How Security Tools Detect Process Injection
Detecting process injection is genuinely difficult because the techniques are designed to look normal. That said, endpoint detection and response (EDR) tools have developed several approaches that catch many variants.
The most straightforward detection method is monitoring for suspicious sequences of system calls. When one process opens a handle to another process, allocates memory inside it, writes data, and then creates a remote thread, that pattern is a strong signal of classic injection. EDR tools can flag this chain of events even when the individual calls are innocuous on their own.
For process hollowing specifically, security tools look for processes created in a suspended state that are then modified before being resumed. A legitimate program rarely needs to launch another program in suspended mode, modify its memory, and then let it run. That behavioral pattern is unusual enough to trigger alerts.
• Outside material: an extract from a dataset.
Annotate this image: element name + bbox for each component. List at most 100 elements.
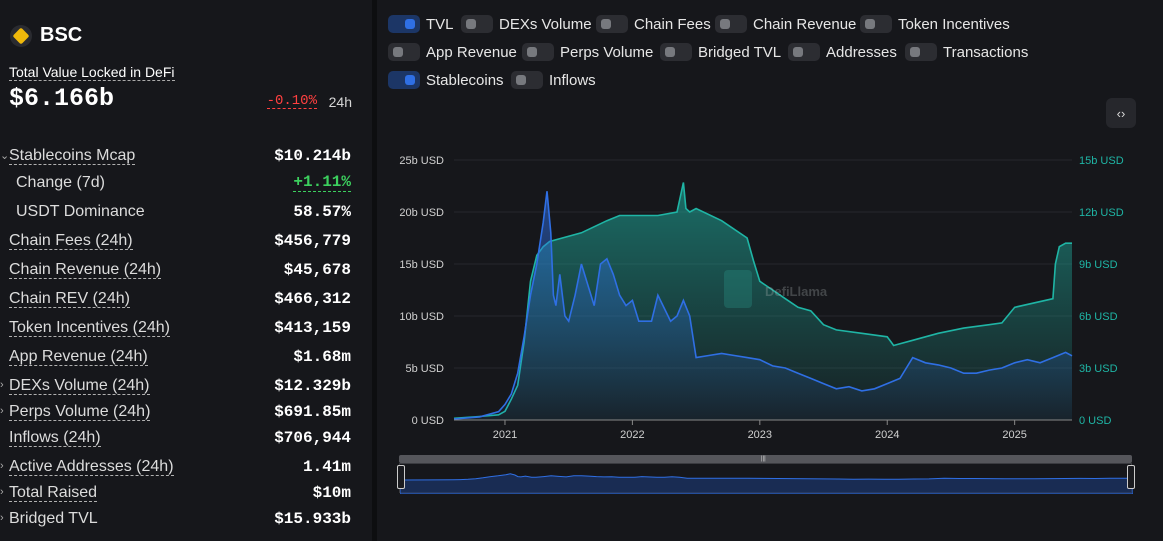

Memory scanning adds another layer. Security tools can periodically compare the code loaded in a process’s memory against the expected code from its executable file on disk. If the in-memory version doesn’t match, something has been injected or replaced. This technique catches process hollowing and some forms of reflective injection, though it comes with a performance cost since scanning every process’s memory continuously is resource-intensive.
More sophisticated attackers counter these detections by segmenting their operations across multiple processes and using legitimate communication channels like named pipes to coordinate between them. This spreads the suspicious activity across several processes, making any single process’s behavior look less alarming.
Legitimate Uses of Process Injection
Process injection isn’t inherently malicious. The same underlying mechanisms that attackers abuse are used by legitimate software every day. Debuggers inject code into running processes to set breakpoints and inspect memory. Antivirus products inject monitoring libraries into processes to watch for suspicious behavior from the inside. Accessibility tools inject into applications to add screen-reading or input-assistance features. Performance profilers inject instrumentation code to measure how fast different parts of a program execute.
This dual-use nature is exactly what makes process injection so hard to defend against. Blocking the underlying system calls entirely would break legitimate software. Security tools have to distinguish between a debugger doing its job and malware doing the same thing for different reasons, which often comes down to context: who is doing the injection, what process is being targeted, and what happens afterward.